IncludedSamples= HG00096,HG00097,HG00099,HG00100,HG00101,HG00102,HG00103,HG00104,HG00105,HG00106,HG00108 
; ExcludedSamples: Comma-delimited sample names in the VCF source to be excluded.
;                  if not specified, no sample in the file will be excluded.
;ExcludedSamples=HG00096

; SkipOverlappingPhaseSets: when false (default), the overlapping phase sets will stop the program execution.
; When it is true, the overlapping phase sets may result in inconsistency of the assigned phase sets.
; The ovelap of PS is detected when the one phase set is placed inside another.
;SkipOverlappingPhaseSets=true

; LineCountInTile: Number of lines from vcf file which will be stored together in one tile.
; A higher number means higher memory consumption on parsing and later on decompression, especially if the vcf file has a lot of samples 
; and a user must see all of them in some scenario.
; A lower number means less memory but a larger percent of compressed data files will be taken by the index data, and it will take longer to parse and compress.
; Default value is 16384
;LineCountInTile=16384

[MapMapping]
; If no mapping is found in this section, psh assumes that each MAP_NAME in file exactly matches a MAP_NAME in DB. 
; If map names in file are different from those in DB, map each MAP_NAME in the file to a MAP_NAME in DB.
; The manual mapping is below:
;MAP_NAME_IN_FILE=MAP_NAME in DB
;Chr1=Chr.1
;Chr2=Chr.2
;Chr3=Chr.3
; Check 'printmapping' command that may help generating the name mapping tables.
; Alternatively, use MapIdentifiedBy
; MapsIdentifiedBy: if all maps in the file instead of the map name are identified by their alternative IDs like MAP_ID, ACCESSION_NO or GENOME_DNA_ID,
; provide the mapping with just one line using either MapName, MapId, AccessionNo or GenomeDnaId, for example:
; MapsIdentifiedBy: one of MapId, AccessionNo, GenomeDnaId, MapName (default)
;MapsIdentifiedBy=AccessionNo

; LoadListedMapsOnly: if true, only data for the maps listed in this section will be added.
; If false, PersephoneShell will still try to match names from the file to maps in the database
; using MAP_NAME, and if the map is not found, the data line will be skipped
;LoadListedMapsOnly=true

;MAP_NAME_IN_FILE=MAP_NAME_IN_DB
1=Chr.1
2=Chr.2
3=Chr.3
4=Chr.4
...

  1. Assume that the control file "add_GRCh37.p13_1000genomes.ini" is located in the directory where you installed PersephoneShell (e.g., C:\PersephoneShell).
  2. You can add the variants in the interactive or the command line mode (see Running PersephoneShell). In the interactive mode, enter:

PS> add variants -c add_GRCh37.p13_1000genomes.ini

In the command line mode the command would be (use the proper connection name after -s)
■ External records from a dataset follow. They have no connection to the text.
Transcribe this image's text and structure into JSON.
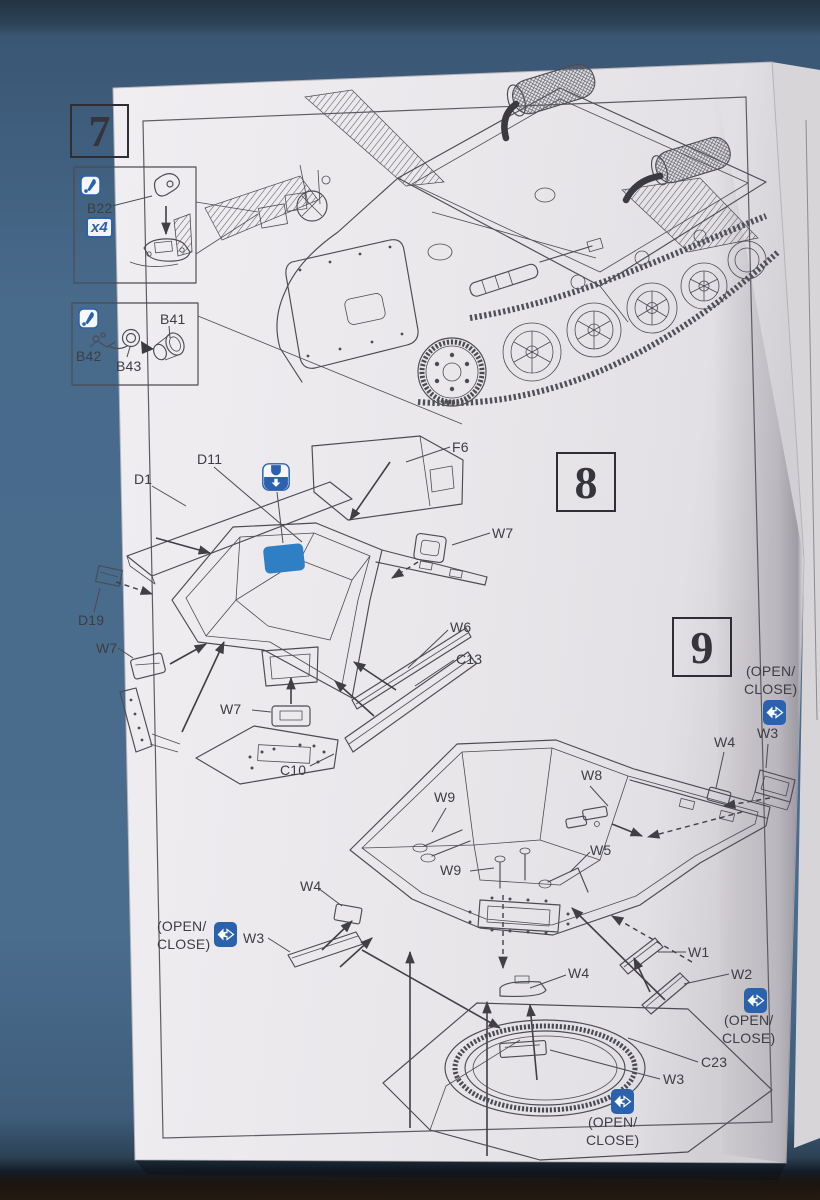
{
  "document": {
    "type": "Model kit assembly instruction sheet",
    "visible_steps": "7-9"
  },
  "colors": {
    "background": "#4a6c8d",
    "paper": "#eceaed",
    "accent_blue": "#2a62ae",
    "decal_highlight_blue": "#2f7fc4",
    "line_art": "#4b4b52",
    "text": "#3d3d44"
  },
  "steps": {
    "step7_number": "7",
    "step8_number": "8",
    "step9_number": "9"
  },
  "step7": {
    "inset1": {
      "part_label": "B22",
      "quantity": "x4",
      "icon": "apply-cement-icon"
    },
    "inset2": {
      "part_b41": "B41",
      "part_b42": "B42",
      "part_b43": "B43",
      "icon": "apply-cement-icon"
    }
  },
  "step8": {
    "labels": {
      "d1": "D1",
      "d11": "D11",
      "f6": "F6",
      "w7": "W7",
      "d19": "D19",
      "w6": "W6",
      "c13": "C13",
      "c10": "C10"
    },
    "icon": "attach-position-icon"
  },
  "step9": {
    "labels": {
      "w1": "W1",
      "w2": "W2",
      "w3": "W3",
      "w4": "W4",
      "w5": "W5",
      "w8": "W8",
      "w9": "W9",
      "c23": "C23"
    },
    "option_note_line1": "(OPEN/",
    "option_note_line2": "CLOSE)",
    "icon": "open-close-option-icon"
  }
}
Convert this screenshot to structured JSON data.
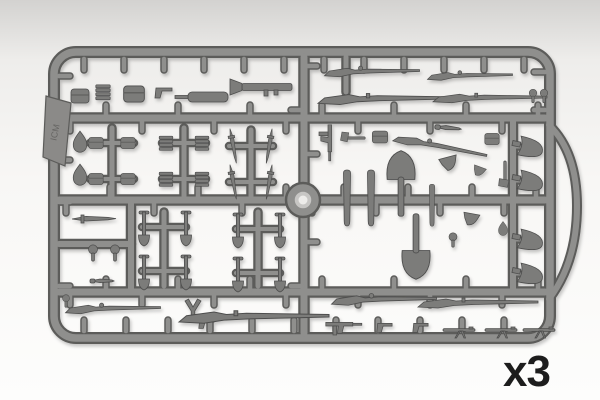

C:\PersephoneShell> psh -s ********** add variants -c add_GRCh37.p13_1000genomes.ini

A verification message will be displayed.

Note

Adding the variants from VCF file is usually a lengthy procedure. It requires the test mode (-t) to be executed first, during which the data from VCF file is analyzed and compressed on a local disk. The following loading command would use the binary blocks assembled during the test phase. Running the adding command without test will trigger the test anyway.